InnerVision
Innervision
d’Anaïs-Tohé Commaret en collaboration avec Konstantinos Kyriakopoulos
Commissariat : Extramentale pour la Galerie Edouard Manet de Gennevilliers 08/10/2022 - 10/12/2022
VERNISSAGE SAMEDI 8 OCTOBRE 18h


InnerVision est une exposition qui porte les promesses du cinéma, repensé à l’ère du calfeutrage intimiste. Il réunit la réalisatrice Anaïs-Tohé Commaret et Konstantinos Kyriakopoulos, artiste, qui vient sculpter l’apparat des dispositifs cinéma et home cinema.


Ensemble, iels déploient un parcours d’exposition onirique qui se construit autour de cinq films d’Anaïs-Tohé Commaret, dont les deux premiers épisodes de la série web « Disparaître », produite et diffusée via la plateforme de programmation Extramentale.

Ces courts métrages, logés sur internet, prendront place et corps dans l’exposition, qui s’ouvre sur l’ambitieuse installation de Konstantinos Kyriakopoulos, spécialement conçue pour le nouveau film d’Anaïs-Tohé Commaret, 8 (Huit).
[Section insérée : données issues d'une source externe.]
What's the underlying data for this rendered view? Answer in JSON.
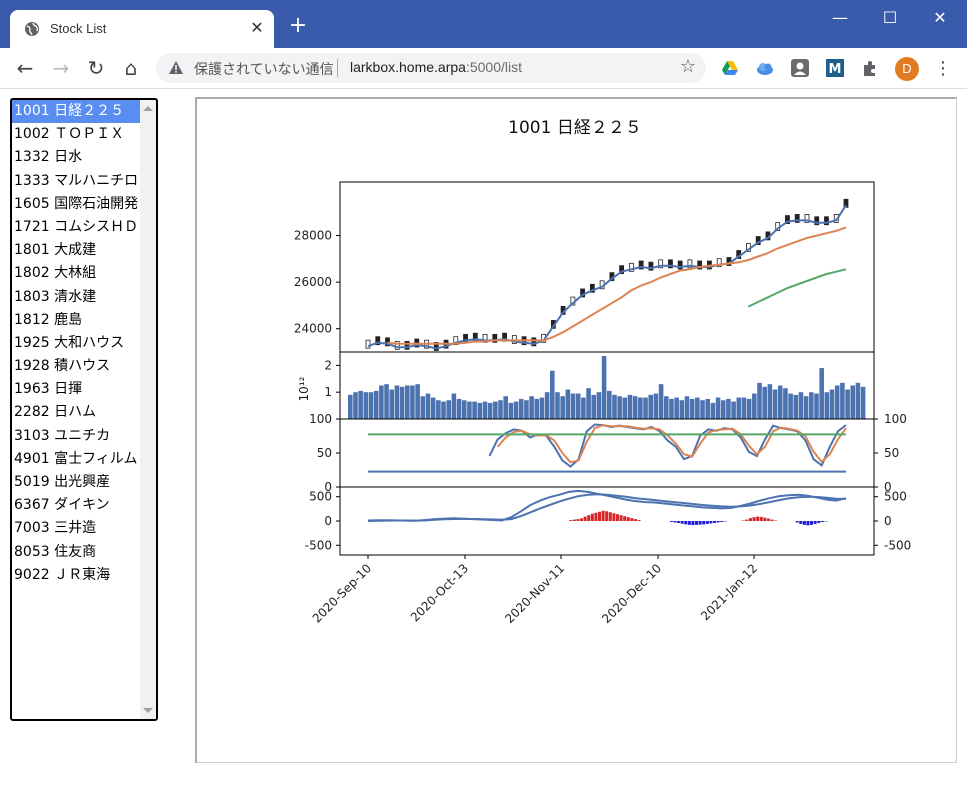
{
  "browser": {
    "tab_title": "Stock List",
    "security_label": "保護されていない通信",
    "url_host": "larkbox.home.arpa",
    "url_path": ":5000/list",
    "profile_initial": "D"
  },
  "stock_list": {
    "items": [
      "1001 日経２２５",
      "1002 ＴＯＰＩＸ",
      "1332 日水",
      "1333 マルハニチロ",
      "1605 国際石油開発",
      "1721 コムシスＨＤ",
      "1801 大成建",
      "1802 大林組",
      "1803 清水建",
      "1812 鹿島",
      "1925 大和ハウス",
      "1928 積ハウス",
      "1963 日揮",
      "2282 日ハム",
      "3103 ユニチカ",
      "4901 富士フィルム",
      "5019 出光興産",
      "6367 ダイキン",
      "7003 三井造",
      "8053 住友商",
      "9022 ＪＲ東海"
    ],
    "selected_index": 0
  },
  "chart_data": {
    "type": "line",
    "title": "1001 日経２２５",
    "x_ticks": [
      "2020-Sep-10",
      "2020-Oct-13",
      "2020-Nov-11",
      "2020-Dec-10",
      "2021-Jan-12"
    ],
    "price_panel": {
      "yticks": [
        24000,
        26000,
        28000
      ],
      "ylim": [
        23000,
        30300
      ],
      "series": [
        {
          "color": "#4c72b0",
          "values": [
            23250,
            23400,
            23350,
            23200,
            23200,
            23300,
            23250,
            23150,
            23250,
            23400,
            23500,
            23550,
            23500,
            23500,
            23550,
            23450,
            23400,
            23350,
            23500,
            24100,
            24700,
            25100,
            25450,
            25650,
            25800,
            26150,
            26450,
            26550,
            26650,
            26600,
            26700,
            26700,
            26650,
            26700,
            26650,
            26650,
            26750,
            26800,
            27100,
            27400,
            27700,
            27900,
            28300,
            28600,
            28650,
            28650,
            28550,
            28550,
            28650,
            29300
          ]
        },
        {
          "color": "#dd8452",
          "values": [
            null,
            null,
            23400,
            23350,
            23350,
            23350,
            23350,
            23350,
            23350,
            23350,
            23400,
            23450,
            23450,
            23500,
            23500,
            23500,
            23500,
            23500,
            23500,
            23650,
            23850,
            24100,
            24350,
            24600,
            24850,
            25100,
            25350,
            25650,
            25850,
            26000,
            26200,
            26350,
            26500,
            26550,
            26650,
            26700,
            26750,
            26800,
            26850,
            26950,
            27100,
            27250,
            27450,
            27600,
            27750,
            27900,
            28000,
            28100,
            28200,
            28350
          ]
        },
        {
          "color": "#55a868",
          "values": [
            null,
            null,
            null,
            null,
            null,
            null,
            null,
            null,
            null,
            null,
            null,
            null,
            null,
            null,
            null,
            null,
            null,
            null,
            null,
            null,
            null,
            null,
            null,
            null,
            null,
            null,
            null,
            null,
            null,
            null,
            null,
            null,
            null,
            null,
            null,
            null,
            null,
            null,
            null,
            24950,
            25150,
            25350,
            25550,
            25750,
            25900,
            26050,
            26200,
            26350,
            26450,
            26550
          ]
        }
      ]
    },
    "volume_panel": {
      "yticks": [
        1,
        2
      ],
      "ylim": [
        0,
        2.5
      ],
      "exponent_label": "10¹²",
      "color": "#4c72b0",
      "values": [
        0.9,
        1.0,
        1.05,
        1.0,
        1.0,
        1.05,
        1.25,
        1.3,
        1.1,
        1.25,
        1.2,
        1.25,
        1.25,
        1.3,
        0.85,
        0.95,
        0.8,
        0.7,
        0.65,
        0.7,
        0.95,
        0.75,
        0.7,
        0.65,
        0.65,
        0.6,
        0.65,
        0.6,
        0.65,
        0.7,
        0.85,
        0.6,
        0.65,
        0.75,
        0.7,
        0.85,
        0.75,
        0.8,
        1.0,
        1.8,
        1.0,
        0.85,
        1.1,
        0.95,
        0.95,
        0.8,
        1.15,
        0.9,
        1.0,
        2.35,
        1.05,
        0.9,
        0.85,
        0.8,
        0.9,
        0.85,
        0.8,
        0.8,
        0.9,
        0.95,
        1.3,
        0.85,
        0.75,
        0.8,
        0.7,
        0.85,
        0.75,
        0.8,
        0.7,
        0.75,
        0.6,
        0.8,
        0.7,
        0.75,
        0.65,
        0.8,
        0.8,
        0.75,
        0.95,
        1.35,
        1.2,
        1.3,
        1.1,
        1.25,
        1.15,
        0.95,
        0.9,
        1.0,
        0.85,
        1.0,
        0.95,
        1.9,
        1.0,
        1.1,
        1.25,
        1.35,
        1.1,
        1.25,
        1.35,
        1.2
      ]
    },
    "oscillator_panel": {
      "yticks": [
        0,
        50,
        100
      ],
      "ylim": [
        0,
        100
      ],
      "series": [
        {
          "color": "#4c72b0",
          "values": [
            null,
            null,
            null,
            null,
            null,
            null,
            null,
            null,
            null,
            null,
            null,
            null,
            null,
            null,
            null,
            45,
            72,
            82,
            88,
            86,
            75,
            80,
            78,
            60,
            38,
            28,
            40,
            85,
            96,
            95,
            92,
            94,
            92,
            90,
            88,
            92,
            85,
            70,
            60,
            40,
            45,
            78,
            88,
            86,
            90,
            88,
            75,
            52,
            45,
            72,
            94,
            90,
            88,
            85,
            70,
            40,
            30,
            60,
            85,
            95
          ]
        },
        {
          "color": "#dd8452",
          "values": [
            null,
            null,
            null,
            null,
            null,
            null,
            null,
            null,
            null,
            null,
            null,
            null,
            null,
            null,
            null,
            null,
            60,
            75,
            84,
            86,
            80,
            78,
            79,
            70,
            50,
            35,
            38,
            68,
            90,
            95,
            93,
            93,
            93,
            91,
            89,
            90,
            88,
            78,
            65,
            48,
            44,
            65,
            83,
            87,
            88,
            89,
            80,
            62,
            48,
            60,
            85,
            91,
            89,
            86,
            77,
            52,
            36,
            48,
            72,
            90
          ]
        },
        {
          "color": "#55a868",
          "values": [
            80,
            80,
            80,
            80,
            80,
            80,
            80,
            80,
            80,
            80,
            80,
            80,
            80,
            80,
            80,
            80,
            80,
            80,
            80,
            80,
            80,
            80,
            80,
            80,
            80,
            80,
            80,
            80,
            80,
            80,
            80,
            80,
            80,
            80,
            80,
            80,
            80,
            80,
            80,
            80,
            80,
            80,
            80,
            80,
            80,
            80,
            80,
            80,
            80,
            80,
            80,
            80,
            80,
            80,
            80,
            80,
            80,
            80,
            80,
            80
          ]
        },
        {
          "color": "#4c72b0",
          "values": [
            20,
            20,
            20,
            20,
            20,
            20,
            20,
            20,
            20,
            20,
            20,
            20,
            20,
            20,
            20,
            20,
            20,
            20,
            20,
            20,
            20,
            20,
            20,
            20,
            20,
            20,
            20,
            20,
            20,
            20,
            20,
            20,
            20,
            20,
            20,
            20,
            20,
            20,
            20,
            20,
            20,
            20,
            20,
            20,
            20,
            20,
            20,
            20,
            20,
            20,
            20,
            20,
            20,
            20,
            20,
            20,
            20,
            20,
            20,
            20
          ]
        }
      ]
    },
    "macd_panel": {
      "yticks": [
        -500,
        0,
        500
      ],
      "ylim": [
        -700,
        700
      ],
      "lines": [
        {
          "color": "#4c72b0",
          "values": [
            10,
            15,
            15,
            12,
            8,
            5,
            20,
            40,
            50,
            55,
            45,
            40,
            30,
            20,
            10,
            80,
            200,
            330,
            420,
            490,
            540,
            600,
            620,
            600,
            560,
            520,
            480,
            440,
            410,
            390,
            380,
            360,
            340,
            320,
            300,
            280,
            270,
            260,
            270,
            310,
            360,
            420,
            470,
            510,
            530,
            540,
            520,
            480,
            440,
            420,
            470
          ]
        },
        {
          "color": "#4c72b0",
          "values": [
            0,
            5,
            8,
            10,
            10,
            8,
            12,
            25,
            35,
            42,
            43,
            42,
            38,
            32,
            25,
            40,
            100,
            180,
            260,
            330,
            400,
            460,
            510,
            540,
            550,
            540,
            520,
            500,
            470,
            450,
            430,
            410,
            390,
            370,
            350,
            330,
            315,
            300,
            295,
            300,
            320,
            350,
            390,
            430,
            465,
            490,
            500,
            495,
            480,
            460,
            455
          ]
        }
      ],
      "hist_positive_color": "#d62728",
      "hist_negative_color": "#1f1fd8",
      "histogram": [
        0,
        0,
        0,
        0,
        0,
        0,
        0,
        0,
        0,
        0,
        0,
        0,
        0,
        0,
        0,
        0,
        0,
        0,
        0,
        0,
        0,
        0,
        0,
        0,
        0,
        0,
        0,
        0,
        0,
        0,
        0,
        0,
        0,
        0,
        0,
        0,
        0,
        0,
        0,
        0,
        0,
        0,
        0,
        0,
        0,
        0,
        0,
        0,
        0,
        0,
        0,
        0,
        0,
        0,
        0,
        0,
        20,
        30,
        40,
        55,
        90,
        120,
        150,
        170,
        190,
        210,
        200,
        180,
        160,
        140,
        120,
        100,
        80,
        60,
        40,
        20,
        0,
        0,
        0,
        0,
        0,
        0,
        0,
        0,
        -20,
        -30,
        -40,
        -55,
        -70,
        -80,
        -85,
        -80,
        -75,
        -70,
        -60,
        -50,
        -40,
        -30,
        -20,
        -10,
        0,
        0,
        0,
        0,
        10,
        30,
        60,
        80,
        90,
        85,
        70,
        50,
        30,
        10,
        0,
        0,
        0,
        0,
        0,
        -30,
        -60,
        -80,
        -90,
        -80,
        -60,
        -40,
        -20,
        -10,
        0,
        0,
        0,
        0,
        0
      ]
    }
  }
}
Si en sortant du cinéma nous faisons parfois l’expérience d’une hypnose prolongée, l’exposition InnerVision propose de creuser le sillon de cette expérience afin que nos dérives percutent le réel.

À propos des artistes

D’origine franco-chilienne, Anaïs-Tohé Commaret est née à Vitry en 1992. Diplômée des Beaux-Arts de Paris en 2019, elle poursuit son cursus à l'école du Fresnoy (promotion 2020-2022). En 2020, elle remporte le Grand Prix Essai / Art Vidéo du Festival Côté Court, pour son court-métrage Amor sur Mama et le Prix du Jury au salon de Montrouge en 2022. En 2021, elle tourne au Chili un court métrage financé par le Fresnois, sélectionné pour un festival photo-documentaire, à Valparaiso, le FIFV (https://fifv.cl/2018/). Ce même projet a été récemment projeté au Centre Pompidou.
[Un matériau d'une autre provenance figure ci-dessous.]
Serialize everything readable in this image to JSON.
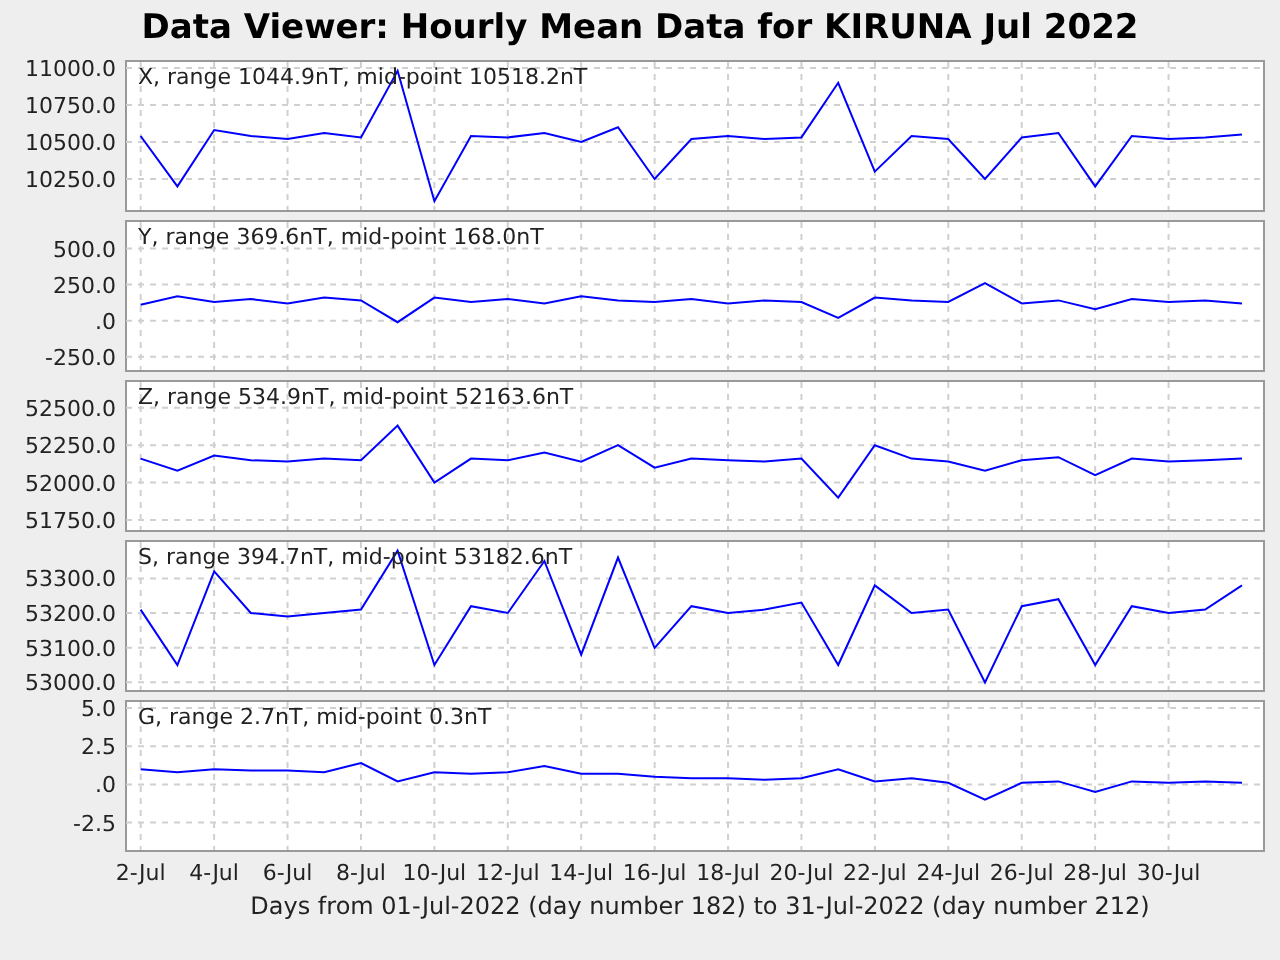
{
  "window": {
    "title": "Data Viewer:  Hourly Mean Data for KIRUNA Jul 2022"
  },
  "panels": [
    {
      "chart_data": {
        "type": "line",
        "title": "X, range 1044.9nT, mid-point 10518.2nT",
        "grid": true,
        "ylim": [
          10040,
          11040
        ],
        "yticks": [
          {
            "value": 11000,
            "label": "11000.0"
          },
          {
            "value": 10750,
            "label": "10750.0"
          },
          {
            "value": 10500,
            "label": "10500.0"
          },
          {
            "value": 10250,
            "label": "10250.0"
          }
        ],
        "series": [
          {
            "color": "#0000ff",
            "values": [
              10540,
              10200,
              10580,
              10540,
              10520,
              10560,
              10530,
              10980,
              10100,
              10540,
              10530,
              10560,
              10500,
              10600,
              10250,
              10520,
              10540,
              10520,
              10530,
              10900,
              10300,
              10540,
              10520,
              10250,
              10530,
              10560,
              10200,
              10540,
              10520,
              10530,
              10550
            ]
          }
        ]
      }
    },
    {
      "chart_data": {
        "type": "line",
        "title": "Y, range 369.6nT, mid-point 168.0nT",
        "grid": true,
        "ylim": [
          -342,
          684
        ],
        "yticks": [
          {
            "value": 500,
            "label": "500.0"
          },
          {
            "value": 250,
            "label": "250.0"
          },
          {
            "value": 0,
            "label": ".0"
          },
          {
            "value": -250,
            "label": "-250.0"
          }
        ],
        "series": [
          {
            "color": "#0000ff",
            "values": [
              110,
              170,
              130,
              150,
              120,
              160,
              140,
              -10,
              160,
              130,
              150,
              120,
              170,
              140,
              130,
              150,
              120,
              140,
              130,
              20,
              160,
              140,
              130,
              260,
              120,
              140,
              80,
              150,
              130,
              140,
              120
            ]
          }
        ]
      }
    },
    {
      "chart_data": {
        "type": "line",
        "title": "Z, range 534.9nT, mid-point 52163.6nT",
        "grid": true,
        "ylim": [
          51684,
          52671
        ],
        "yticks": [
          {
            "value": 52500,
            "label": "52500.0"
          },
          {
            "value": 52250,
            "label": "52250.0"
          },
          {
            "value": 52000,
            "label": "52000.0"
          },
          {
            "value": 51750,
            "label": "51750.0"
          }
        ],
        "series": [
          {
            "color": "#0000ff",
            "values": [
              52160,
              52080,
              52180,
              52150,
              52140,
              52160,
              52150,
              52380,
              52000,
              52160,
              52150,
              52200,
              52140,
              52250,
              52100,
              52160,
              52150,
              52140,
              52160,
              51900,
              52250,
              52160,
              52140,
              52080,
              52150,
              52170,
              52050,
              52160,
              52140,
              52150,
              52160
            ]
          }
        ]
      }
    },
    {
      "chart_data": {
        "type": "line",
        "title": "S, range 394.7nT, mid-point 53182.6nT",
        "grid": true,
        "ylim": [
          52978,
          53405
        ],
        "yticks": [
          {
            "value": 53300,
            "label": "53300.0"
          },
          {
            "value": 53200,
            "label": "53200.0"
          },
          {
            "value": 53100,
            "label": "53100.0"
          },
          {
            "value": 53000,
            "label": "53000.0"
          }
        ],
        "series": [
          {
            "color": "#0000ff",
            "values": [
              53210,
              53050,
              53320,
              53200,
              53190,
              53200,
              53210,
              53380,
              53050,
              53220,
              53200,
              53350,
              53080,
              53360,
              53100,
              53220,
              53200,
              53210,
              53230,
              53050,
              53280,
              53200,
              53210,
              53000,
              53220,
              53240,
              53050,
              53220,
              53200,
              53210,
              53280
            ]
          }
        ]
      }
    },
    {
      "chart_data": {
        "type": "line",
        "title": "G, range 2.7nT, mid-point 0.3nT",
        "grid": true,
        "ylim": [
          -4.3,
          5.4
        ],
        "xlabel": "Days from 01-Jul-2022 (day number 182) to 31-Jul-2022 (day number 212)",
        "categories": [
          "2-Jul",
          null,
          "4-Jul",
          null,
          "6-Jul",
          null,
          "8-Jul",
          null,
          "10-Jul",
          null,
          "12-Jul",
          null,
          "14-Jul",
          null,
          "16-Jul",
          null,
          "18-Jul",
          null,
          "20-Jul",
          null,
          "22-Jul",
          null,
          "24-Jul",
          null,
          "26-Jul",
          null,
          "28-Jul",
          null,
          "30-Jul",
          null,
          null
        ],
        "yticks": [
          {
            "value": 5,
            "label": "5.0"
          },
          {
            "value": 2.5,
            "label": "2.5"
          },
          {
            "value": 0,
            "label": ".0"
          },
          {
            "value": -2.5,
            "label": "-2.5"
          }
        ],
        "series": [
          {
            "color": "#0000ff",
            "values": [
              1.0,
              0.8,
              1.0,
              0.9,
              0.9,
              0.8,
              1.4,
              0.2,
              0.8,
              0.7,
              0.8,
              1.2,
              0.7,
              0.7,
              0.5,
              0.4,
              0.4,
              0.3,
              0.4,
              1.0,
              0.2,
              0.4,
              0.1,
              -1.0,
              0.1,
              0.2,
              -0.5,
              0.2,
              0.1,
              0.2,
              0.1
            ]
          }
        ]
      }
    }
  ]
}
La pratique d’Anaïs-Tohé Commaret se caractérise par la forme du documentaire-fiction où s’entrechoquent les réalités qui lui sont familières (les banlieues, la dictature de Pinochet, les centres médicaux) et l’invasion progressive de l’onirisme. Inspirée par les contes sud-américains et par Bunuel, elle investit ainsi les environnements de son enfance et de son adolescence pour y injecter des points de bascules vers d’autres réalités troubles et fantasmagoriques. Son premier court métrage, Mon Ami Djoudi (2017), raconte sa relation avec son voisin et ami proche dans la banlieue de Vitry où ce dernier se transforme progressivement en personnage carnavalesque.
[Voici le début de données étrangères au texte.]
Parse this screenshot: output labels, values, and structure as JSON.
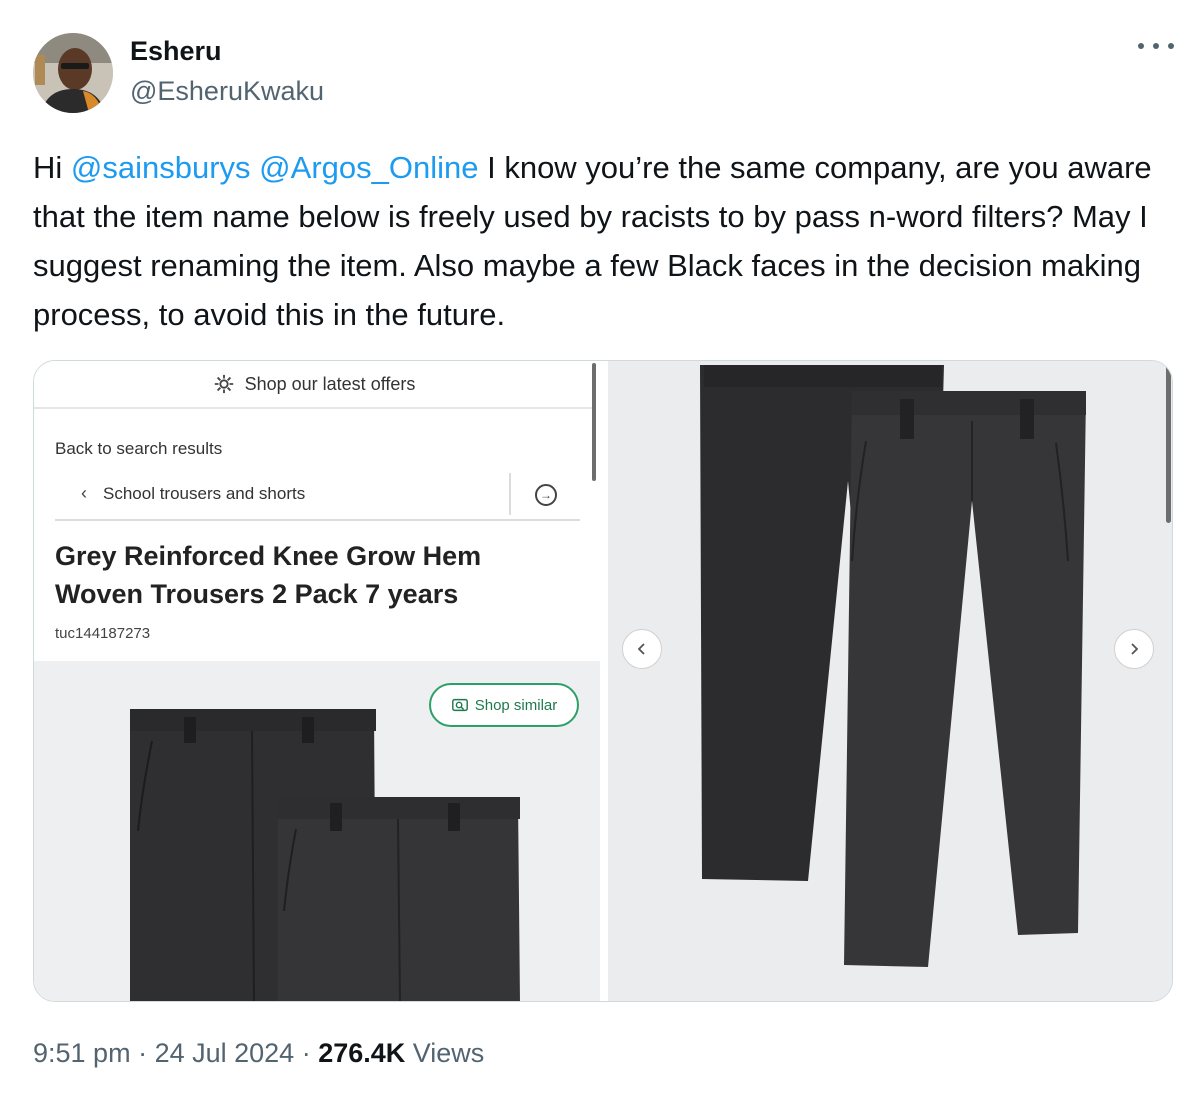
{
  "author": {
    "display_name": "Esheru",
    "handle": "@EsheruKwaku"
  },
  "tweet": {
    "text_parts": {
      "greeting": "Hi ",
      "mention_1": "@sainsburys",
      "space": " ",
      "mention_2": "@Argos_Online",
      "body": " I know you’re the same company, are you aware that the item name below is freely used by racists to by pass n-word filters? May I suggest renaming the item. Also maybe a few Black faces in the decision making process, to avoid this in the future."
    }
  },
  "media": {
    "screenshot": {
      "offers_label": "Shop our latest offers",
      "back_label": "Back to search results",
      "breadcrumb_label": "School trousers and shorts",
      "product_title": "Grey Reinforced Knee Grow Hem Woven Trousers 2 Pack 7 years",
      "product_code": "tuc144187273",
      "shop_similar_label": "Shop similar"
    },
    "icons": {
      "offers": "gear-icon",
      "back": "chevron-left-icon",
      "next": "arrow-right-circle-icon",
      "shop_similar": "camera-search-icon",
      "gallery_prev": "chevron-left-icon",
      "gallery_next": "chevron-right-icon"
    },
    "accent_color": "#2e9e6a"
  },
  "footer": {
    "time": "9:51 pm",
    "dot_1": " · ",
    "date": "24 Jul 2024",
    "dot_2": " · ",
    "views_count": "276.4K",
    "views_label": " Views"
  },
  "colors": {
    "link": "#1d9bf0",
    "muted": "#536471",
    "text": "#0f1419"
  }
}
Né à Athènes en 1994, Konstantinos Kyriakopoulos vit et travaille à Romainville. Après l’obtention d’un master aux Beaux-Arts de Cergy en photographie, il s’est spécialisé en sculpture, aux Beaux-Arts de Paris. Sa pratique se développe autour d’un dispositif de prédilection, qu’il décline en fonction des contextes et propos, le lit.
Pensées comme des espaces, les œuvres de Konstantinos sont des invitations à la collaboration d’une part et à l’expérience structurelle d’autre part. Le lit n’est pas un thème, c’est un format sur lequel reposent des idées, des formes et des corps.
Sa démarche se matérialise en une proposition d’accueil : s’il en crée les conditions et le contexte pour qu’Autrui puisse habiter ses espaces, il n’attend pour autant pas de résultat. Sa posture est libérée de toute autorité quant à la réception de ses œuvres ; c’est une expérience propre à chacun.e.
Que l’on dorme ou que l’on veille, tout ce qu’il se passe sur et dans le lit est de l’ordre de la grève. Il est ici question d’écrire une hétérotopie, celle d’un corps inactif qui oblige à une production délivrée de toute nécessité productive.
En 2020, Konstantin Kyriakopoulos expose à Exo Exo (Paris) pour l’exposition « Warm Welcome ». En 2021, il produit différentes œuvres pour « Madame terminus » au Domestic Cult At Scale (Nantes), « Witz Garden » pour Iveco Nu (Noisy-le-Sec ; commissariat : Data Rhei) et « Des soleils encore Verts » à Béton Salon (Paris). En 2022, il expose dans l’espace de L’Aconservatoire (Noisy-le-Sec ; commissariat : Hugo Laporte) dans le cadre du projet collectif « The Floor Is Lava ».